Evola, je l’ai déjà dit, se prononce à la fois pour la monarchie et pour l’Empire, comme si les fonctions royales et impériales étaient plus ou moins interchangeables, ce qui est assez curieux, puisque dans l’histoire c’est au nom des monarchies nationales que le principe impérial a le plus été contesté. Il en tient d’autre part pour un modèle étatique dont l’expérience historique nous montre qu’il a été beaucoup plus fortement incarné dans les nations que dans les empires : ce qui caractérise l’Empire, c’est que l’autorité de l’État y est toujours partagée.

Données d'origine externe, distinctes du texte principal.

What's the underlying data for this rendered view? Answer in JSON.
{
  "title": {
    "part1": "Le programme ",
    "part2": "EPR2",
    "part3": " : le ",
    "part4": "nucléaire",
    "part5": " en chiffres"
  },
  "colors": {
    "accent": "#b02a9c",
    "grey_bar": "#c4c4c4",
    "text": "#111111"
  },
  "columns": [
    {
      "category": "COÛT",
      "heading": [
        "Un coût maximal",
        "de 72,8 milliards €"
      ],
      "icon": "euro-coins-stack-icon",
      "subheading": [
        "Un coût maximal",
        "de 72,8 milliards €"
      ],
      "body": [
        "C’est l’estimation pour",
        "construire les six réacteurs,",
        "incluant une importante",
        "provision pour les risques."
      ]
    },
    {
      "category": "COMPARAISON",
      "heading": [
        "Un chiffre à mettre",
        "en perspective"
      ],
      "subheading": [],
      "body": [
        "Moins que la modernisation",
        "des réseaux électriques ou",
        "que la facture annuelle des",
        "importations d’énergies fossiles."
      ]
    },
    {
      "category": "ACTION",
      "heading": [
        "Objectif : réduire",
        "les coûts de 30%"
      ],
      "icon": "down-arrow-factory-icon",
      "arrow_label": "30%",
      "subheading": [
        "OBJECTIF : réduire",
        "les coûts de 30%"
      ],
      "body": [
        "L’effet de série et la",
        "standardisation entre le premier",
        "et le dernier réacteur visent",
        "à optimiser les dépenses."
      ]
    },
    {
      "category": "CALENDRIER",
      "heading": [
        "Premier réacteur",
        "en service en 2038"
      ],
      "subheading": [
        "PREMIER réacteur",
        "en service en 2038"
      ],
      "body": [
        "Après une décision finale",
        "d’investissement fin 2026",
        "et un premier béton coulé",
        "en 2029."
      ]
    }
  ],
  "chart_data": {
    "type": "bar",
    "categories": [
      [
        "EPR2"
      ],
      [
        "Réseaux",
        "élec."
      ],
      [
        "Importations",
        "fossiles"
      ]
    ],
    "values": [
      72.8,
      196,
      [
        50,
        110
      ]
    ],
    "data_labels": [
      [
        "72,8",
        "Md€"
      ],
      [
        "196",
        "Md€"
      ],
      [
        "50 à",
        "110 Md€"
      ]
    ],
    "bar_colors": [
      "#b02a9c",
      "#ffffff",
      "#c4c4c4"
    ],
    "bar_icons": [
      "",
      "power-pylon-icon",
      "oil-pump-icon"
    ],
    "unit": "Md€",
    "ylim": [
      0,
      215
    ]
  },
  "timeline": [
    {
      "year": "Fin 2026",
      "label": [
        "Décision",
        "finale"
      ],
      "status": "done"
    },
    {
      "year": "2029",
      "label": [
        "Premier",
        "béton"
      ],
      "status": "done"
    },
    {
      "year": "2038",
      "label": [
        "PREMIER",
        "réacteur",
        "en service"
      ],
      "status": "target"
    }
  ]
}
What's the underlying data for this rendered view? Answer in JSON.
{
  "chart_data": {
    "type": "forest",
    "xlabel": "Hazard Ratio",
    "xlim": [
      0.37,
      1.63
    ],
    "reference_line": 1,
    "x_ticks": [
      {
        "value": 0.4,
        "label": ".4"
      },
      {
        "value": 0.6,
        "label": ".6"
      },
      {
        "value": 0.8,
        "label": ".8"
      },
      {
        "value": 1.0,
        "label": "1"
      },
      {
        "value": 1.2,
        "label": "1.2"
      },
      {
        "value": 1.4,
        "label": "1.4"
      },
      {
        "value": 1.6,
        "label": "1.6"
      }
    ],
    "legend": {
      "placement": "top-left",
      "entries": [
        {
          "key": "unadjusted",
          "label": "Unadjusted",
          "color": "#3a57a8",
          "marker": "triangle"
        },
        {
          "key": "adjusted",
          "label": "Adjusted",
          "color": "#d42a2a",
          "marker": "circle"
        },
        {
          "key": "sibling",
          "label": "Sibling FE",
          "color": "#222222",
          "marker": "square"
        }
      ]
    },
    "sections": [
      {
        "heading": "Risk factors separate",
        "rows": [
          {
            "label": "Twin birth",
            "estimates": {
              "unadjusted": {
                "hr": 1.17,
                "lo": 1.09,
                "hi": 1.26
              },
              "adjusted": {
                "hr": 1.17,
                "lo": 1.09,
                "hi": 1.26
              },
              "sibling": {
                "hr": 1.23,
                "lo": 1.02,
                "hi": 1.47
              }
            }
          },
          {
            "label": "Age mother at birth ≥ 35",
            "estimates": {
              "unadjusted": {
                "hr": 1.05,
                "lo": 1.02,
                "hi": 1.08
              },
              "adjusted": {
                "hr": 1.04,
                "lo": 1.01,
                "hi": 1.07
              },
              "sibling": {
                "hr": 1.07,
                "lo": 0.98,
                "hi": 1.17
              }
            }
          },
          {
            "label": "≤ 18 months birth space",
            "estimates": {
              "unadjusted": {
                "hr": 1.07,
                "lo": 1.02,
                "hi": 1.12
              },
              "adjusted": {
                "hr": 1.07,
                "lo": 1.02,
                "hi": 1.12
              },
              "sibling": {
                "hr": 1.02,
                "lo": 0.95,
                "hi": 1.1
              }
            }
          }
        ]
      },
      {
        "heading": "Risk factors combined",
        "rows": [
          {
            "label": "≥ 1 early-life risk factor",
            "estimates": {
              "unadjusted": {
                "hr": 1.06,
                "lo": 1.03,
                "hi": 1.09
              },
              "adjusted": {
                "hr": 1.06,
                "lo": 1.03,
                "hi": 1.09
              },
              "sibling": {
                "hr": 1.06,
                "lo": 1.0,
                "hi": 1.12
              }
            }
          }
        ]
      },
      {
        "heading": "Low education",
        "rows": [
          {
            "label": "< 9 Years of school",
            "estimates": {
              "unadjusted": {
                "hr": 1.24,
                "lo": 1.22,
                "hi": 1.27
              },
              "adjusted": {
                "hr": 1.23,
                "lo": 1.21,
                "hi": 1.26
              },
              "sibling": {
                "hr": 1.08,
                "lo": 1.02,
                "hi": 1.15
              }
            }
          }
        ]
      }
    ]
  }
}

Evola semble en outre oublier que l’État a été le principal acteur politique de la modernité qu’il dénonce, et que l’État moderne s’est construit, en même temps d’ailleurs que le marché, sur les ruines de l’ordre féodal qu’il admire. Tout en reconnaissant implicitement que le fédéralisme est aujourd’hui le système qui peut le plus légitimement se réclamer du modèle impérial, il n’en affirme pas moins que l’ordre politique ne peut se construire qu’à partir du « haut », alors que le fédéralisme intégral implique au contraire que cet ordre politique s’établisse à partir du « bas », c’est-à-dire à partir de la base. Raisonnant au niveau des principes abstraits, Evola ne paraît pas conscient de ces contradictions. Métaphysique et politique, décidément, ne font pas bon ménage !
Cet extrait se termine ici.